12 events to expect in 2022, mostly grim

Published by rudy Date posted on January 5, 2022

by Jarius Bondoc – The Philippine Star, 5 Jan 2021

If 2021 was the year the world turned back COVID-19, will 2022 see it licked? And what of the pandemic aftermaths, the tightening hold of big tech on people’s lives, and the worsening rivalry between China and America? Global events will shape or shock the Philippines in 2022. So will the general elections and wrong public policies. Some forecasts:

(1) Cures will overtake the spread and mutations of SARS-CoV-2. Pills, recently tested safe, can replace injections as inoculants. Cost will be primal for Filipinos, versus local remedies like virgin coconut oil. Exposing profiteers like Pharmally and their abettors is crucial.

(2) Increasingly greedy Communist China will escalate grabs of neighbors’ seas and river flows. Viewing Manila’s ally America in decline, Beijing will attempt more reef occupations in the West Philippine Sea. Propaganda and kickback from loans will strive to stifle complaints from East, Southeast and South Asian leaders.

3) Beijing’s Manchurian Candidates in the Philippine elections will be apparent. They will discredit as futile any buildup of naval and air strength. Feigning concern for soldiers’ lives, they will discourage patrols in the WPS. That will embolden trespassing Chinese warships to aim gun control directors at Philippine vessels and machinegun and water cannon fishermen.

(4) Fake news and historical revisionism will dominate the election campaign. Candidates with the least credentials will concoct accomplishments and blur dark pasts. Online media will be the primary means for falsities, and computer analytics will be used to pinpoint which big lies to reiterate to look true.

(5) Political dynasts will lead the popularity polls for president, VP, congressman and local posts. Senatorial favorites will be the old names. Party-lists will violate election rules by promoting not their advocacies but names of nominees.

(6) Filipinos, tired of it all, will attempt one big push against traditional politics. Voters will spend their own money, time and talent to promote candidates for real change. People Power-type campaigning will involve organizing as community volunteers, professional and trade groupings, school alumni, parishioners and youth causes. One campaign color will distinguish them from the red that is often misappropriated from the Thailand protest actions to make local crowd photos look big.

(7) Filipinos will doubt the need and duty to pay taxes. They will ask why officials and their families are able to evade taxes and penalties, not just by the tens of thousands but the hundreds of billions of pesos. Increasingly expensive government fees will be questioned.

(8) Political assassinations will escalate. Too many guns for hire are on the loose, having practiced on drug suspects from 2016 to 2019. Sniper fire and bombings will be the modus by dishonorably discharged servicemen and remnant terrorists.

(9) Hog-raisers, poultry-men, fish growers and feed makers will continue to suffer from massive food imports and smuggling.

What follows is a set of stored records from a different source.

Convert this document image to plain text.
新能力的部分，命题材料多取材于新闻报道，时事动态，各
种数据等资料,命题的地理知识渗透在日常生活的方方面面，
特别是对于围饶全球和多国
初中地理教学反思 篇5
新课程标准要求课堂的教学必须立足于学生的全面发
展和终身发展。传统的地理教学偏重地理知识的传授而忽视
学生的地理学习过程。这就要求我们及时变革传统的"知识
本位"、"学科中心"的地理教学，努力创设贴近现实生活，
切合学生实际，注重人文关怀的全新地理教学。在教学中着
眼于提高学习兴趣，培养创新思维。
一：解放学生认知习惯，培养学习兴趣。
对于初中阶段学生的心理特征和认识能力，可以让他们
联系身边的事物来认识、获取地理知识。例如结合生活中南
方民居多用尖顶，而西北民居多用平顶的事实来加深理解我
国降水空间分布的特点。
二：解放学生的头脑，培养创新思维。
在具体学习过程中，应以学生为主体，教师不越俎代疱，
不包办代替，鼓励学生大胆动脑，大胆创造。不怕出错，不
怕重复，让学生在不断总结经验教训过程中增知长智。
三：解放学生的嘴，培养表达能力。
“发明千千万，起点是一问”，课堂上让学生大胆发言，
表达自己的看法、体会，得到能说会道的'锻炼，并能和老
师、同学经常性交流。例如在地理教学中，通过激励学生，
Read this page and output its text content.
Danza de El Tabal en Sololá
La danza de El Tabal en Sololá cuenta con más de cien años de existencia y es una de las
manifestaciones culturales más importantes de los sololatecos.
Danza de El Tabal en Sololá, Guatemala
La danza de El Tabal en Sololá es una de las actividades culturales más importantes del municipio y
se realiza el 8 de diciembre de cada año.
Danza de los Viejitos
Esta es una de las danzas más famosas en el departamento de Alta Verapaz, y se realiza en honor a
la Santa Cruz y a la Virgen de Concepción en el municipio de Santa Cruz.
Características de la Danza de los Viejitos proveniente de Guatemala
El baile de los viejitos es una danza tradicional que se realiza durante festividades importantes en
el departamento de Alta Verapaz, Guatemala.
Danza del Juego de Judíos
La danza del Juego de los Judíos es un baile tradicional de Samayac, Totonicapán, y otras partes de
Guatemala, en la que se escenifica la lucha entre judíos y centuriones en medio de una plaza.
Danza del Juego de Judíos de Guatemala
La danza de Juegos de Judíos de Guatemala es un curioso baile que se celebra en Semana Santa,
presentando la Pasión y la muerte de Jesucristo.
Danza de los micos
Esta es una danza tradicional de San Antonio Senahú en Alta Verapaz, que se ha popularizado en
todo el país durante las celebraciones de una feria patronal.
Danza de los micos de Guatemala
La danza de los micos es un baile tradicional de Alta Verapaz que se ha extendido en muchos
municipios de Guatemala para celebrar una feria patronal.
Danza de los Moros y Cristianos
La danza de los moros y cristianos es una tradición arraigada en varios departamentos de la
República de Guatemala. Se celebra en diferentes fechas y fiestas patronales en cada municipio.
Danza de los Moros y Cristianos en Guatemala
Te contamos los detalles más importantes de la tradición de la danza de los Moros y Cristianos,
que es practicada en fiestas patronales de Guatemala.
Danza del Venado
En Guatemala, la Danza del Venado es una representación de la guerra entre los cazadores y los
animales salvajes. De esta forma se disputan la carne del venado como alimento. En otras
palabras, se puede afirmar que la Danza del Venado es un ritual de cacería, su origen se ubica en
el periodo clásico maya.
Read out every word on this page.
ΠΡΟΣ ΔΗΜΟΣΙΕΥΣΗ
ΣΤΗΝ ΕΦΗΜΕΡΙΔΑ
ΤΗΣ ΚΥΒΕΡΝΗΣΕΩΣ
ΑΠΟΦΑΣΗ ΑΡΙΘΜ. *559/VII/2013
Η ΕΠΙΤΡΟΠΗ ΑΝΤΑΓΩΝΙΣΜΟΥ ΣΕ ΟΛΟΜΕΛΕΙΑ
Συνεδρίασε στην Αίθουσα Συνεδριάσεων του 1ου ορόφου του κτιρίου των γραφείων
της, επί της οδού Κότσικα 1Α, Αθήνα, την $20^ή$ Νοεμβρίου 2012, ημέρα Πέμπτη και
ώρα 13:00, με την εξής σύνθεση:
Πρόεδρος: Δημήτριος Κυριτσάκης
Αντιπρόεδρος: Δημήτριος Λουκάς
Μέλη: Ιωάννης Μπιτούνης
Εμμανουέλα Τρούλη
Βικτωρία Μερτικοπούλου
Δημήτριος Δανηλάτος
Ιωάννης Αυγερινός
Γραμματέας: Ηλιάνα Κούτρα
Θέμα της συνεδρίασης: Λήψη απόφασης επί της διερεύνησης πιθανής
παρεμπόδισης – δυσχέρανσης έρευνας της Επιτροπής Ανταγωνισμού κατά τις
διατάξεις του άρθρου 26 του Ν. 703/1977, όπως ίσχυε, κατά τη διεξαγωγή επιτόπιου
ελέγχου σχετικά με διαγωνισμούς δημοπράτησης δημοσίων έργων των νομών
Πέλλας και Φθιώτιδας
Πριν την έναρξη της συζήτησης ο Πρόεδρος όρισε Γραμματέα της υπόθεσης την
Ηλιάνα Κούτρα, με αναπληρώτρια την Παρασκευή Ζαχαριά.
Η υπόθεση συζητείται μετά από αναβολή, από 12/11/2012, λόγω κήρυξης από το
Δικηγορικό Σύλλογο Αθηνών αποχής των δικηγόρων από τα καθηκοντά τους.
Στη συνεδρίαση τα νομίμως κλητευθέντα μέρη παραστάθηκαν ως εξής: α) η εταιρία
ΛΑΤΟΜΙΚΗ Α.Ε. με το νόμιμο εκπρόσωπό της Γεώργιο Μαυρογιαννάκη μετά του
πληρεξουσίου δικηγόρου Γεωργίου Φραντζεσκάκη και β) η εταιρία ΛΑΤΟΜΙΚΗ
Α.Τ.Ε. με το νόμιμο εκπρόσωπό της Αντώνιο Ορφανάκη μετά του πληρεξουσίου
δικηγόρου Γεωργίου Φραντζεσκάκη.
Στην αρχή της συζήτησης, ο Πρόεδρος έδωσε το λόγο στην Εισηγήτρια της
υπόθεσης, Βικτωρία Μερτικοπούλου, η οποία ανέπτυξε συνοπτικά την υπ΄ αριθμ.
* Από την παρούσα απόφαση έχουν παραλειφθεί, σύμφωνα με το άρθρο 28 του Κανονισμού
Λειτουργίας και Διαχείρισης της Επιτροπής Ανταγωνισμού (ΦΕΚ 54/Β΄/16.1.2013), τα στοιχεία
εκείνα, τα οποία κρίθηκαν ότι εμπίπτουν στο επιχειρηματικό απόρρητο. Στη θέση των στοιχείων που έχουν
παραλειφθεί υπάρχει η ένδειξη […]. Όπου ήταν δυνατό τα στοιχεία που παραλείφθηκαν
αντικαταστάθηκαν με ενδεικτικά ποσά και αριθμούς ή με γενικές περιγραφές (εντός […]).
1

Government priority will be to appease consumers with low prices, to the detriment of domestic producers.

(10) The economy will go on depending on remittances from overseas workers than from exports. Shortage of skilled labor and rising petroleum prices will hamper economic revival. Tourism can lead the way with the reopening of hotels and resorts, though with reduced services. Dine-ins will pick up while restaurants enjoy more volumes from take-outs and deliveries. Work-from-home will be the new normal for many companies, especially for mothers and the pregnant. A downside is that they can be passed up for promotion.

(11) Typhoons, floods and landslides will destroy with increasing ferocity homes, farms and livelihoods. Official reaction will be limited as usual to emergency relief. Resettlement and disaster mitigation will remain buzzwords. No reforestation of mountains and shorelines; no massive shift to renewable energy.

(12) Malnutrition and learning will continue to be the hidden crises. Two in five Filipinos will enter school underweight and stunted. Grade-schoolers will continue to rank lowest in Math, Sciences and Reading Comprehension compared to foreign counterparts. Preoccupation with pork barrels and project kickbacks will distract lawmakers and bureaucrats from immediate and long-term solutions.